From Barnabas Fund:
Iranian Christians rounded up in sweep of arrests across the country
The Iranian authorities are rounding up Christians across the country in a wave of arrests targeting ordinary church members – including a 78-year-old woman – and leaders.
|An Iranian Christian being baptised|
Since Christmas, security agents have conducted sweeps of house churches in Ahwaz, Shiraz, Esfahan, Tehran and Kermanshah. Some officially registered churches have been targeted too. Christians have also been seized in their homes and workplaces.
In one incident, 78-year-old Giti Hakimpour was arrested in a raid on her home in Esfahan at 6am on 22 February. Officers searched the active church member’s apartment and confiscated some of her belongings. Giti, who had recently undergone knee replacement surgery, was not in good health; her doctor had ordered that she needed special care and should not be subjected to stress. Following persistent efforts from church leaders, Giti was released on 25 February.
Hekmat Salimi, the pastor of another church in Esfahan, was arrested on the same day as Giti. His home was ransacked by security agents, who seized his computer, books and other personal belongings.

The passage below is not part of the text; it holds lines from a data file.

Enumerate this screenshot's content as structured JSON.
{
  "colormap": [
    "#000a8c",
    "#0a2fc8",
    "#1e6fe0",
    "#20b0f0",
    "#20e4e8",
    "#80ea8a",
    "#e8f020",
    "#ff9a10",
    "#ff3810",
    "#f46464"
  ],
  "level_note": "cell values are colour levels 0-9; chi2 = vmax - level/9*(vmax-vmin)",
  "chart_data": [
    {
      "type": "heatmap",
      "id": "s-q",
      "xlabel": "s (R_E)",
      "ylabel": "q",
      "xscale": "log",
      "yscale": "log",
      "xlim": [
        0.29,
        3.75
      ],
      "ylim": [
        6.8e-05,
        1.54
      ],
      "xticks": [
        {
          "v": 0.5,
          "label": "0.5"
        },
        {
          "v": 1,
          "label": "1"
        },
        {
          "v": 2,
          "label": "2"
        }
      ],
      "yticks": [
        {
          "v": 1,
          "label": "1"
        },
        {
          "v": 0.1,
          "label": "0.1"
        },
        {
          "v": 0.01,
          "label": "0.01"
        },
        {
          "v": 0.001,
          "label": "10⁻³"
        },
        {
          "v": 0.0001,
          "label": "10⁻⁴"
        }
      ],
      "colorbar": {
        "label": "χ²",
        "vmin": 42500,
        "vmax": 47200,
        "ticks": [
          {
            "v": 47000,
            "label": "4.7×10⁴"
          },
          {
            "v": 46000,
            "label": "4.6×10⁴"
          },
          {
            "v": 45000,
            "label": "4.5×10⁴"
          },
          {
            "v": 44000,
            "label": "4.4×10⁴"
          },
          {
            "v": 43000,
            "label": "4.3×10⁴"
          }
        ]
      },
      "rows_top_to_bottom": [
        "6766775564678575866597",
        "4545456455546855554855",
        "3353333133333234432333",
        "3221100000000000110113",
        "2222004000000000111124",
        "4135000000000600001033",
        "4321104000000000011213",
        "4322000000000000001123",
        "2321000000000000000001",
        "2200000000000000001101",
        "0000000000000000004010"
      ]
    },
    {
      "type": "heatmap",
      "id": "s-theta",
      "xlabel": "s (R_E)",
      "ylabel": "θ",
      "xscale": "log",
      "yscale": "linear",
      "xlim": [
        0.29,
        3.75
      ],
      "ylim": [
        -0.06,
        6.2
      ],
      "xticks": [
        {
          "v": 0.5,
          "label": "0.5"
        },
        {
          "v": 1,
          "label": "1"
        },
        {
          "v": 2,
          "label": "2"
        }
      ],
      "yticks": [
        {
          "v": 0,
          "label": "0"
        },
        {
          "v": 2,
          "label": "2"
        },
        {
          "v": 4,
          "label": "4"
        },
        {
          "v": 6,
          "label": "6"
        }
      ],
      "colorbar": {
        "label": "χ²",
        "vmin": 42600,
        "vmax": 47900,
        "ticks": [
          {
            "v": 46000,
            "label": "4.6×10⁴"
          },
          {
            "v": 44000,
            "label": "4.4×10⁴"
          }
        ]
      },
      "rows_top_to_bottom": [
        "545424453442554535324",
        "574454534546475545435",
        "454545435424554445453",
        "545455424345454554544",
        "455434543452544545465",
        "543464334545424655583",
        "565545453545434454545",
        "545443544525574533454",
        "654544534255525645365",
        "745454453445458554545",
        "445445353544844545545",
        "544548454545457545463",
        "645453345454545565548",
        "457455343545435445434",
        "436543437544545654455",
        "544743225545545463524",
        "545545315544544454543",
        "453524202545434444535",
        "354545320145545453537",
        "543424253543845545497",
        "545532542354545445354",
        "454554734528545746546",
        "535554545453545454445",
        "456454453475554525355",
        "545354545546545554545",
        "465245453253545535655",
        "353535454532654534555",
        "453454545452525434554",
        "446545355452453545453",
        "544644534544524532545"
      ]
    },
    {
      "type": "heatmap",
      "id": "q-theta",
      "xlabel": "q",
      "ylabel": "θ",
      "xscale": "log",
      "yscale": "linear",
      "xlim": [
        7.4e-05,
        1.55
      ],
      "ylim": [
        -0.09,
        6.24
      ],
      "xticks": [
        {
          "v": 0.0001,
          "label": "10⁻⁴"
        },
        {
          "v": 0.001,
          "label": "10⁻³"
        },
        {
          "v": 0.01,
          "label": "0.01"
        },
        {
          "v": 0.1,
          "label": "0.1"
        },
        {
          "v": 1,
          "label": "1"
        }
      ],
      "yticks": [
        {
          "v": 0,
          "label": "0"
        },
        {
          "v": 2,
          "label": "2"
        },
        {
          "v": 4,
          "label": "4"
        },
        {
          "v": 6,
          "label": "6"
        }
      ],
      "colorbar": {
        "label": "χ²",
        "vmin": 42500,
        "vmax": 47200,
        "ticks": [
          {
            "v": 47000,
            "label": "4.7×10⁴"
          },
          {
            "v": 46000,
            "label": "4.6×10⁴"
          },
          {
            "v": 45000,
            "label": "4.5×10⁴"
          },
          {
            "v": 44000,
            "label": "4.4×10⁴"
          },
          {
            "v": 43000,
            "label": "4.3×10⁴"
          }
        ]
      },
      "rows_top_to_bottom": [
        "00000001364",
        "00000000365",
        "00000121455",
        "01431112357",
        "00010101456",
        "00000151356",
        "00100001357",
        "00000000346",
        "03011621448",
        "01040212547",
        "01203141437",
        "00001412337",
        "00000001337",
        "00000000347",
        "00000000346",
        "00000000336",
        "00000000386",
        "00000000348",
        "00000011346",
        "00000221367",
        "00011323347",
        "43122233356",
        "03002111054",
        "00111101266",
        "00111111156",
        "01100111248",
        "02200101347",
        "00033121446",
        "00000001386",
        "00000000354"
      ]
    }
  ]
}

Elsewhere, in Kermanshah, Masoud Delijani, a Christian convert from Islam, has been jailed for three years. He was charged with being a Christian, holding illegal house church gatherings, evangelising Muslims and action against national security. Masoud, a school teacher, was not given the opportunity to defend himself in court.
Following his arrest in March 2011, Masoud was held in custody, mostly in solitary confinement, for 114 days, during which he was subjected to severe mental and physical pressure before being temporarily released upon a bail payment of around US$100,000.
Entire congregations have been gathered up in some swoops. On 21 February, the authorities raided a house church in Kermanshah and arrested all 13 Christians who had gathered for worship. According to latest reports, three remain in custody.
This latest wave of arrests comes as Iran is under mounting international pressure over its nuclear programme. The country is on a collision course with the West, which is likely to make the Iranian authorities intensify their campaign against Christians, who are considered to be in allegiance with foreign powers because of their faith.
The authorities’ unrelenting efforts to quash the spread of the Gospel in the Islamic Republic of Iran are failing as the Church continues to grow rapidly. An Iranian Christian told Barnabas Fund:
I feel sorry for the Iranian authorities because they don’t realise that they’re up against the Holy Spirit.
Barnabas Fund supports a number of projects to help Iranian Christians. We cannot publicise specific details in case it puts them at risk.
Dr Patrick Sookhdeo, International Director of Barnabas Fund, said:
The authorities are turning the screw on our brothers and sisters in Iran and it appears that none of them, not even elderly church members, are safe from this campaign of intimidation and harassment. Those who are detained, and their families, often need practical assistance. As pressure on Iranian Christians intensifies, this need is growing, so I urge our supporters to give generously to this sensitive ministry.